I too saw this movie at it's premiere in Toronto, and it was one of the most intimate experiences of the 51 movies I saw at the festival. For those unfamiliar with Daniel Lanois, he's that humble Canadian musician best known for producing acts ranging from U2, Bob Dylan, Willie Nelson, Peter Gabriel and Emmylou Harris. He's a fine musician in his own right, creating earthy and soulful music that defies and transcends any one specific genre. "Here Is What Is" is a 90 minute film documenting the creative process of music making that is shot mostly on digital, but breaks free of conventional film-making as the look of the film, from grainy to surreal to black & white, evokes mood and atmosphere and tone and allows us about as close as we can get to that moment when nothing becomes something.
It is also a strikingly sincere film about a man who really seems to love what he does irregardless of fame or glory and the movie sees this man without a hint of ego or guile. Indeed, in the footage of Lanois working with U2, he seems more like a kid in a candy store. We meet some of the talented artists he's worked with over the last few decades, including his fellow U2 producer Brian Eno as they work on that band's new album, and we're treated to some very good sequences with drummer Brian Blade. I'm thinking particularly of that scene when Lanois is charting a course through a song with Blade and as Lanois explains the movement of the song in broad physical terms, the scene is edited with footage of the two creating the song practically out of thin air and mutual trust.

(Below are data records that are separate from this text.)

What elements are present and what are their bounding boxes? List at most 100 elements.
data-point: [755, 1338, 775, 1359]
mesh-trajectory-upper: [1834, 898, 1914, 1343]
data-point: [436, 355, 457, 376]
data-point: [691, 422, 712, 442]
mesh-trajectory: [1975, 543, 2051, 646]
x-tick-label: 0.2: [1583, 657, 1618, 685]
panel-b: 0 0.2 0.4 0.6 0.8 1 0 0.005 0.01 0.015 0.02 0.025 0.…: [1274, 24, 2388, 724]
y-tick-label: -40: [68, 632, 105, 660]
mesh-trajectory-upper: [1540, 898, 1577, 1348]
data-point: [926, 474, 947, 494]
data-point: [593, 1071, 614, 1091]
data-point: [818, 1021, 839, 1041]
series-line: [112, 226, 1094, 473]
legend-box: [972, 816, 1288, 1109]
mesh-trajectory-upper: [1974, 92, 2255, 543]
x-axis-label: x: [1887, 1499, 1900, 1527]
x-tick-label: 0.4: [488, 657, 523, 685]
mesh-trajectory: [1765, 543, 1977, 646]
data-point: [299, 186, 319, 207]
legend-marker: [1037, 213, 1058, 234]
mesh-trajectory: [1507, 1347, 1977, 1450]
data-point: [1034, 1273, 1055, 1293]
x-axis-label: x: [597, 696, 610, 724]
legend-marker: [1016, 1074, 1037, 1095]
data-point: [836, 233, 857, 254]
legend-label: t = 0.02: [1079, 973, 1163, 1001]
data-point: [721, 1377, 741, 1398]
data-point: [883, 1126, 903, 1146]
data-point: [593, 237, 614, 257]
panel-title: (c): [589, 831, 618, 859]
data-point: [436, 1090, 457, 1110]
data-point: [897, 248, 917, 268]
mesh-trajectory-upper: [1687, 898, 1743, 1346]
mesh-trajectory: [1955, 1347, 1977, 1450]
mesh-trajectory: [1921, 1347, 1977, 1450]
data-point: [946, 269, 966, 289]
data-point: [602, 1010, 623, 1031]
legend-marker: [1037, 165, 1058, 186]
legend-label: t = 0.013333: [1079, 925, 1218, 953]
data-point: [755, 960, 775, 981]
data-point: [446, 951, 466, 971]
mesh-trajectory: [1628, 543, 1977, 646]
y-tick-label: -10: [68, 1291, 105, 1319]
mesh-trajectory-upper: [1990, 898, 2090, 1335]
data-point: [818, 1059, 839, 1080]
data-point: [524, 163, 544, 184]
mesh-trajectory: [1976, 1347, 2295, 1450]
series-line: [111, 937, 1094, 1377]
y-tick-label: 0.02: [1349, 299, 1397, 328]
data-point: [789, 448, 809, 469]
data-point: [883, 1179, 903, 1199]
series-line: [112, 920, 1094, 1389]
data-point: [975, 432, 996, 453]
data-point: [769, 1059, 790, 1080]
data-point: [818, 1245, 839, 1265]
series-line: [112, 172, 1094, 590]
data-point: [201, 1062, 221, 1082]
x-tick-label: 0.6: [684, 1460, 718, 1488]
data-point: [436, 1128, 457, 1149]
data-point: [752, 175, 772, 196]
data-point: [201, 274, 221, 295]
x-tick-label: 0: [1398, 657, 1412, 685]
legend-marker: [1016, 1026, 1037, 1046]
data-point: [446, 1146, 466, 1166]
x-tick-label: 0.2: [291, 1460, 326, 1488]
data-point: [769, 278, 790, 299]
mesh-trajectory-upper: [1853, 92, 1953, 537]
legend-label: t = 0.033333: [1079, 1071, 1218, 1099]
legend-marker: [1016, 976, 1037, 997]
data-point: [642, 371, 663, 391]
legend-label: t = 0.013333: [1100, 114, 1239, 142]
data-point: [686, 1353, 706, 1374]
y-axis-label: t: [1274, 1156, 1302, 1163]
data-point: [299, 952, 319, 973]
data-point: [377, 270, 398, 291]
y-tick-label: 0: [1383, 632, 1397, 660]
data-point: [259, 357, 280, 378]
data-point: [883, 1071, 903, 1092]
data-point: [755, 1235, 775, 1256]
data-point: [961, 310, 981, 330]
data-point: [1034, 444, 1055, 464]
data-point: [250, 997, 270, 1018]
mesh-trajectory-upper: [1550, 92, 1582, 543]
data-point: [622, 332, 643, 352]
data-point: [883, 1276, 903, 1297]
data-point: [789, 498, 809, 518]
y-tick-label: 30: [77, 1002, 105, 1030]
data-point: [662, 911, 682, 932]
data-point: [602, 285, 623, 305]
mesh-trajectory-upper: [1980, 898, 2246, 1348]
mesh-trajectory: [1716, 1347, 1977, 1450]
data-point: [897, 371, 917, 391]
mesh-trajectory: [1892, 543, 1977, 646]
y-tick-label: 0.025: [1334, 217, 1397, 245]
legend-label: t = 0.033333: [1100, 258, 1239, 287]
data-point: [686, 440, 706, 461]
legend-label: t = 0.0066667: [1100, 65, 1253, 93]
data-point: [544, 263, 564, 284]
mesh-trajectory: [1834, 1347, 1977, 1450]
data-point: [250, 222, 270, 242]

"Here Is What Is" is precisely that, and then grows into something more fascinating: what appears to be a simple idea about capturing perhaps an interview or a few scenes of making music turns into a musical journey of ideas and feelings; from nothing to something, to something that touches on the holy. A musical journey that is a fusion of rock, jazz, blues, pop with flavors from deep in the heart of the bayou, this movie is for anyone who feels that music can be anything, that it can soar and search, that it can evoke melancholy and happiness simultaneously. This is a gem of a movie that will win people over one at a time and offer deep and gratifying rewards to anyone curious enough to seek it out.